И сам вопрос, и условие это были всего лишь дипломатической стратегией Франты, который опасался, что если он слишком круто повернет от своего непреодолимого отвращения к Стамбулу, то это может вызвать подозрения. Но славные ребята с «Дульсинеи» не доросли до таких тонкостей. Они заверили Франту, что бояться ему нечего, его спрячут так, что и черт не отыщет, и никому словечком не проговорятся, поскольку им решительно все равно, кто такой Франта и что там у него на совести, почему он так боится и брезгует Стамбулом.

— А потом куда пойдете? — спросил еще Франта и, услышав, что в Марсель, заявил: — Ладно, по рукам. Сколько платить будете? — И протянул раскрытую ладонь.

Таким уж он был, Франта Ажзавтрадомой, и да будет ему за это воздана хвала: трусливый, как недавно в Смирне, когда, чувствуя себя преданным и проданным, без колебания смазал салом пятки, не видя, во имя чего ему рисковать жизнью, и без того висящей на волоске; зато самоотверженный, когда надо спасать друга, который, ничего не подозревая, стремился к погибели. В сущности Франта был такой же рационалист, как и сам Петр, который никогда ничего не предпринимал — или думал, что не предпринимает, — во имя престижа и впечатления и руководился исключительно собственным рассудком; только Франта был более простонародным, а потому, можно сказать, рационалистом более чистой воды, без прикрас и ученых вывертов питомца иезуитов, который в свои двенадцать лет уже болтал на великолепной Цицероновой латыни, в то время как сын потаскушки до могилы так и не научился ни читать, ни писать.
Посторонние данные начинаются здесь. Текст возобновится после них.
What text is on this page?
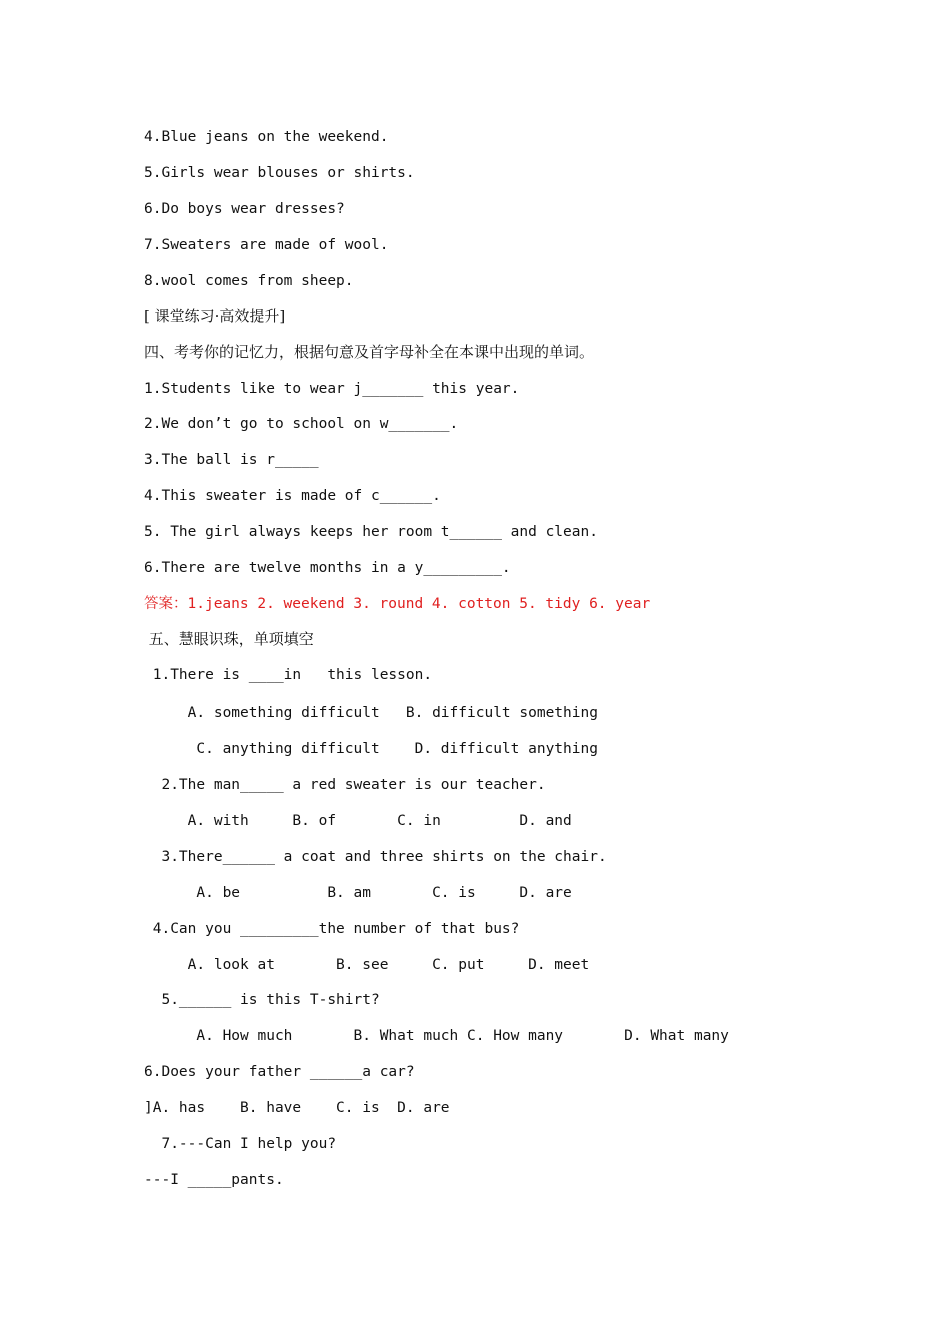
4.Blue jeans on the weekend.
5.Girls wear blouses or shirts.
6.Do boys wear dresses?
7.Sweaters are made of wool.
8.wool comes from sheep.
[ 课堂练习·高效提升]
四、考考你的记忆力，根据句意及首字母补全在本课中出现的单词。
1.Students like to wear j_______ this year.
2.We don’t go to school on w_______.
3.The ball is r_____
4.This sweater is made of c______.
5. The girl always keeps her room t______ and clean.
6.There are twelve months in a y_________.
答案：1.jeans 2. weekend 3. round 4. cotton 5. tidy 6. year
五、慧眼识珠，单项填空
1.There is ____in   this lesson.
A. something difficult   B. difficult something
C. anything difficult    D. difficult anything
2.The man_____ a red sweater is our teacher.
A. with     B. of       C. in         D. and
3.There______ a coat and three shirts on the chair.
A. be          B. am       C. is     D. are
4.Can you _________the number of that bus?
A. look at       B. see     C. put     D. meet
5.______ is this T-shirt?
A. How much       B. What much C. How many       D. What many
6.Does your father ______a car?
]A. has    B. have    C. is  D. are
7.---Can I help you?
---I _____pants.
Итак, зная только, что он вступает в крайне опасную игру, где ставкой — голова, а она у него одна, и он дорожил ею превыше всего, — Франта со сжавшимся сердцем и с дрожью в душе вышел, сопровождаемый тремя матросами, на улочку, провонявшую рыбой и дымом, чтобы взойти на борт незнакомого корабля, на котором путешествовал Петр.